Figure 2. CMG translocates with force while encircling duplex DNA.

(A) Schematic of reactions using T-substrates with a 3’ dT₃₀ ssDNA tail for CMG loading, a flush ss/ds junction and 35 bp of dsDNA (green) preceding the non-homologous arm blocks (blue and orange). See Figure 2—figure supplement 1 for details on the substrates.

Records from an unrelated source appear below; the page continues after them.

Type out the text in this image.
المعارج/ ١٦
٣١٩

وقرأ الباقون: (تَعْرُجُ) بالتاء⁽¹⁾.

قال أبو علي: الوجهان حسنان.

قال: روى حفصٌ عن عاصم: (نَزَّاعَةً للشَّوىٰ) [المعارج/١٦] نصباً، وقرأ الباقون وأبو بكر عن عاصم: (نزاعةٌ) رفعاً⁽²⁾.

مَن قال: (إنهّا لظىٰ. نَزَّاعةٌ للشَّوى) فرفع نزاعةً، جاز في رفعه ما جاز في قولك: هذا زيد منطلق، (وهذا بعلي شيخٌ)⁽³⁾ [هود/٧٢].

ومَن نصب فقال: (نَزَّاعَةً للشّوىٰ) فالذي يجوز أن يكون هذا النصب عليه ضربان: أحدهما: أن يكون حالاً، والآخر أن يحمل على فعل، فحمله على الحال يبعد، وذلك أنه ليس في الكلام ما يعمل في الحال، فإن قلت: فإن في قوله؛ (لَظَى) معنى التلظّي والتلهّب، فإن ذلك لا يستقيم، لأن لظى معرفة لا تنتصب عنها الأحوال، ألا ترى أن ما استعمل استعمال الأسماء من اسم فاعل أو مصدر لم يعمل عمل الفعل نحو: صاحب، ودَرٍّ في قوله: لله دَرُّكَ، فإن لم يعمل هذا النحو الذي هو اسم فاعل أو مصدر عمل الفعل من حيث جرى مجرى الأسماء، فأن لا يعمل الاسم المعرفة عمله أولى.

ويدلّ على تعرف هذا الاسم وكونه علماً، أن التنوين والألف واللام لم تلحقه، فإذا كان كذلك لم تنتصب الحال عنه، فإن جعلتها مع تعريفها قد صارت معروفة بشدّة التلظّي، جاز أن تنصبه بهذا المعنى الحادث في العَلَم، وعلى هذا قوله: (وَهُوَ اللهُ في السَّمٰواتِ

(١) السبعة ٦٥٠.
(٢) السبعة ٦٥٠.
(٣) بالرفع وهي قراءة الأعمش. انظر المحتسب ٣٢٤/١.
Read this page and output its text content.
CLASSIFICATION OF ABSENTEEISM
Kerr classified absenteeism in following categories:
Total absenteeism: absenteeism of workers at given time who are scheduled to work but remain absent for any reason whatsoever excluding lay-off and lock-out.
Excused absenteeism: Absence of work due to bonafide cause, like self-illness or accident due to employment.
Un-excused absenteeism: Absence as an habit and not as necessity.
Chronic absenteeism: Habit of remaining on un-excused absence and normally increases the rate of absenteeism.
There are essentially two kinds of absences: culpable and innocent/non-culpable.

Unwinding the ³²P-cross-bar oligo (labeled with a *) requires CMG to track with force while encircling dsDNA. (B) Native PAGE gel of time course reactions using CMG (no Mcm10) on T-substrates with different length arms. (C) Repeat of (B) with addition of Mcm10. (D) Plots of the data from (B) and (C). Values shown are the average of three independent experiments and the error bars show one standard deviation. The asterisks to the right of the gels indicate gel-shift of the substrate by CMG and Mcm10. See also Figure 2—figure supplements 2–3.

Figure 2—figure supplement 1. The T-shaped substrates shown in schematic form.

These substrates, used in Figure 2 to demonstrate duplex DNA translocation with force by CMG ± Mcm10, consist of three partially complementary oligonucleotides, denoted as A, B and C. Oligo A contains a 3’ dT₃₀ tail required for CMG loading (Figure 2—figure supplement 2) and Oligo B forms a flush duplex with oligo A (green) to allow CMG to thread onto dsDNA without unwinding it. The duplex formed by oligos A and B is followed by two regions of non-complementarity (shown in blue and orange) that vary in length depending on the substrate, as indicated. These non-complementary arms are bound by a third oligo, C, which is complementary to the upper B arm (blue) and the lower A arm (orange). Active duplex translocation by CMG ± Mcm10 is required to dislodge the C oligo by breaking the base pairs in the upper and lower arms. Oligo C is radiolabeled in the experiments of Figure 2 and complete unwinding of oligo C is monitored by its altered migration in a native PAGE gel. See Supplementary file 1 for sequences of the oligos used to construct the T20, T30 and T60 substrates.

Figure 2—figure supplement 2. The 3’ dT₃₀ tail is required for CMG loading onto the T-substrates.

The experiment from Figure 2C (CMG+Mcm10) was repeated using a T20 substrate with no 3’ dT₃₀ loading tail by substituting oligo “T20A no 3’ tail” (see Supplementary file 1 for sequence) for oligo T20A. A schematic of the substrate is shown (top) as are gels from two separate trials of the experiment using this substrate (middle). The graph below shows a comparison of unwinding using the substrate with no 3’ tail to that of the 3’-tailed T20 substrate (data from Figure 2C, (D). The * next to the gels indicates gel-shift of the substrate by CMG+Mcm10.

Figure 2—figure supplement 3. Mcm10 does not unwind the T-substrates without CMG.

The experiments of Figure 2C were repeated using Mcm10 (no CMG) with the T20 substrate (lanes 3-6), the T30 substrate (lanes 9-12) and the T60 substrate (lanes 15-18). The unreacted substrate is shown in lanes 2, 8, and 14 and lanes 1, 7, and 13 show the migration of the unwound product by boiling. The * next to the gels indicates gel-shift of the substrates by Mcm10.